VECV has been a very strong player in the light and medium duty truck and bus segments in which it operates under the Eicher brand. In 2011, the company decided to increase its focus on the heavy duty truck segment, a move which seems to be paying off very well and as a result, it has raised its market share from two per cent in 2010 to 3.7 per cent in the segment in the first nine months of 2012. In the light and medium duty segments, the company occupies a strong market position with a share of 30.3 per cent.
The company has been consistently selling around 700 trucks per month in the heavy duty segment and is confident that the number would go up once the industry returns to normal.
Says Mr. Aggarwal: “Despite the current economic slowdown, we have continued to outperform the industry. Currently, in a period when the industry is not doing very well, we have maintained a growth rate of 2.2 per cent in the first nine months of 2012 as against an industry drop of 6.1 per cent.”
In 2011, VECV achieved an annual sales mark of around 49,000 trucks and buses and is confident of bettering it in 2012. It targets reaching the 100,000 mark by 2015. “Though the market is down at present, we are confident that in the medium to long-term it will come back strongly. We have worked out a long-term strategy and will pursue it to reach our targets”, he adds.
In terms of products, the company has grown strongly with new launches which have delivered good results in the market. The 14-tonne vehicle introduced by VECV has created a new segment altogether, bridging the gap between vehicles in the 12 to 14 tonne and 14 to 16 tonne ranges.
It has evoked excellent response in the market owing to its optimum performance. The company also has a strong sales and service network across the country and is aggressively expanding it to increase market penetration.
The bus segment has been another major growth area for the company, in which VECV’s market share had gone up from 6.7 per cent in 2010 to 9.7 per cent in 2011, while the first nine months of FY 12 has seen it rise to nearly 12.0 per cent.

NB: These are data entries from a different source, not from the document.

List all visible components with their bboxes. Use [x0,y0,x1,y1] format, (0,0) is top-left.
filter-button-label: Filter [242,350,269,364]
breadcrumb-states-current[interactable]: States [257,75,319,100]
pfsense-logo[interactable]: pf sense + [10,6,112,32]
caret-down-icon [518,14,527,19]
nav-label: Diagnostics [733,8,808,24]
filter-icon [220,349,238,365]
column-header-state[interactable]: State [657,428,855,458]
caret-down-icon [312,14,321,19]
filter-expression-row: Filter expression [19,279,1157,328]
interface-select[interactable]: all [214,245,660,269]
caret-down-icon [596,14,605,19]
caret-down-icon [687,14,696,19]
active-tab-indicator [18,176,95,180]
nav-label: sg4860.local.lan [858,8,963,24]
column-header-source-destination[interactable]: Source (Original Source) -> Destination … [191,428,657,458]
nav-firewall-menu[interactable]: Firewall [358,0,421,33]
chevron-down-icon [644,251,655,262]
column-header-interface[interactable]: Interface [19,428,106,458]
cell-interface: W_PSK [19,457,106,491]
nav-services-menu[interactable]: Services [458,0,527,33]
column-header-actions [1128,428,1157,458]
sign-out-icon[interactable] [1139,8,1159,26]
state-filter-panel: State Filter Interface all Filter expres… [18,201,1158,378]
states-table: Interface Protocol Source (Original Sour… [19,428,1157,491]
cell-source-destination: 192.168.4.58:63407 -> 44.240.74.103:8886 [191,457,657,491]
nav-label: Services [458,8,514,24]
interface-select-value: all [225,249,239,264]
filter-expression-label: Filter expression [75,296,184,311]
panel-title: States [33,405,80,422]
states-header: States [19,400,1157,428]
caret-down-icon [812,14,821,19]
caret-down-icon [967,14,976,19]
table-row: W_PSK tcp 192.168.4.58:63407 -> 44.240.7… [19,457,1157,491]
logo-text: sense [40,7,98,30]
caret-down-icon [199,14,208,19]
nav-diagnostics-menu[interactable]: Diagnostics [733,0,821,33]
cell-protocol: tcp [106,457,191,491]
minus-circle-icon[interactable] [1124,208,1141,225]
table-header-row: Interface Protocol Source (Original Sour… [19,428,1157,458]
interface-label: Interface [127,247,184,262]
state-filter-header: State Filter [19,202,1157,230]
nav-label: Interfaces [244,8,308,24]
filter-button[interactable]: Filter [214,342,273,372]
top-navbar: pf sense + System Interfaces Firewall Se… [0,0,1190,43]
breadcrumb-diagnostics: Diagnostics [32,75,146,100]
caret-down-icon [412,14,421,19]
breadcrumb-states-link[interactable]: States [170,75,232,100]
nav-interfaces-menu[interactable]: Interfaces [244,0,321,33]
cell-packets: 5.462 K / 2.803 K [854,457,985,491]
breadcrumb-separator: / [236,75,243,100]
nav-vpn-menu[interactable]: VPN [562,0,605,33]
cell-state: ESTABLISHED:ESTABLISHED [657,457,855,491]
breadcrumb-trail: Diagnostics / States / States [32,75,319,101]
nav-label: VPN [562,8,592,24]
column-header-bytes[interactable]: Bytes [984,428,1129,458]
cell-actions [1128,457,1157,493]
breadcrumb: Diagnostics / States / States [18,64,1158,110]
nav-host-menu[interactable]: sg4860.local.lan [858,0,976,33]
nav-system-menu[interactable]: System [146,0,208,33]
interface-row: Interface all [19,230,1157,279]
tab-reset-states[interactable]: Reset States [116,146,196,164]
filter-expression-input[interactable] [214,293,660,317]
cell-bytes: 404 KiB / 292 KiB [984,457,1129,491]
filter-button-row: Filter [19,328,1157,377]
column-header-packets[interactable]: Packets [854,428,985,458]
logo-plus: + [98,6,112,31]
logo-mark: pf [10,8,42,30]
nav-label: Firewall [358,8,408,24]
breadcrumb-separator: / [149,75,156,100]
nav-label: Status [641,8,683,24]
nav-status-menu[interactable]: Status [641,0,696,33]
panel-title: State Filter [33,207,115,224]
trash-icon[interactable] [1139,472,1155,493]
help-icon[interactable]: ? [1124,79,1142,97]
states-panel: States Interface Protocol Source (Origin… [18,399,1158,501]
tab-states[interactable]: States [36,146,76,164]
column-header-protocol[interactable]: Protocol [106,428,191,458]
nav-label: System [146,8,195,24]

With an increase in market share by nearly five per cent in two years, the company is working on further strengthening its presence in the segment. And, in order to meet the growing demand in the bus market, VECV is setting up a bus body plant near Pithampur with an installed capacity of 10,000 units annually, at an investment of Rs. 200 crores.
Future Plans
VECV is embarking on a major expansion-cum-modernization plan of its existing facilities. The company is developing a new CED paint shop on par with world class standards. It also aims to increase the production capacity at its Pithampur facility from the existing 5,500 trucks to 7,000 trucks per month within the next two years. The company will also bring out new products at regular intervals to meet customer requirements in various segments. While the company has already invested around Rs. 700 crores between 2009 and 2011, it plans to invest another Rs. 1,500 to 1800 crores by the end of 2013.

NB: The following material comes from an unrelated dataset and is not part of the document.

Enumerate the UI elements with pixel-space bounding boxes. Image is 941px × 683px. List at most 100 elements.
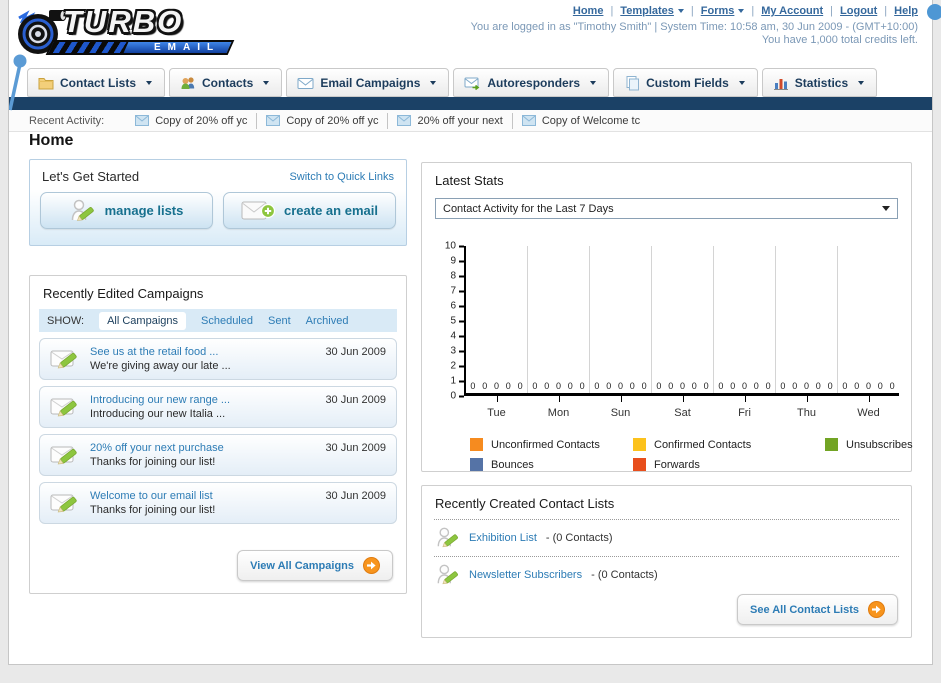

With respect to engines, Euro VI-compliant base engines with five and eight litre capacity will be manufactured at the company’s upcoming engine plant to meet the Volvo group’s global requirements for medium-duty engines for automotive applications. The move is a clear reflection of VECV’s commitment to India and its long-term plans for the Indian market. The engines from the new plant would also cater to the Euro III and Euro IV requirements of VECV products in the Indian market. The plant is being built to produce a total of 100,000 engines annually while it would start with an initial capacity of 25,000 engines when it is operational in July 2013.
Gears being one of the critical components in vehicle production, VECV is also setting up a new gear plant at Dewas which is likely to start commercial production in 2013.
The Volvo-Eicher partnership has been mutually beneficial. Commenting on the JV, Mr. Aggarwal says: “We have been able to create lots of synergies. Eicher and Volvo have their own different strengths, but if put together, then we can create a much larger pie. Eicher has very strong presence in the mass market light and medium-duty segments in India. We have a very strong distribution network. Our products are known for fuel efficiency and we create good value for customers. As far as Volvo is concerned, it is a global entity with four very strong brands namely Volvo, Renault, UD in Japan and Mack in USA. It has well defined processes and controls with leadership capabilities in product technology. They have entered the Indian mass market segment through Eicher. On the other hand, Eicher has got access to Volvo’s technology and processes. It is a perfect partnership with a win-win situation for both Volvo and Eicher.”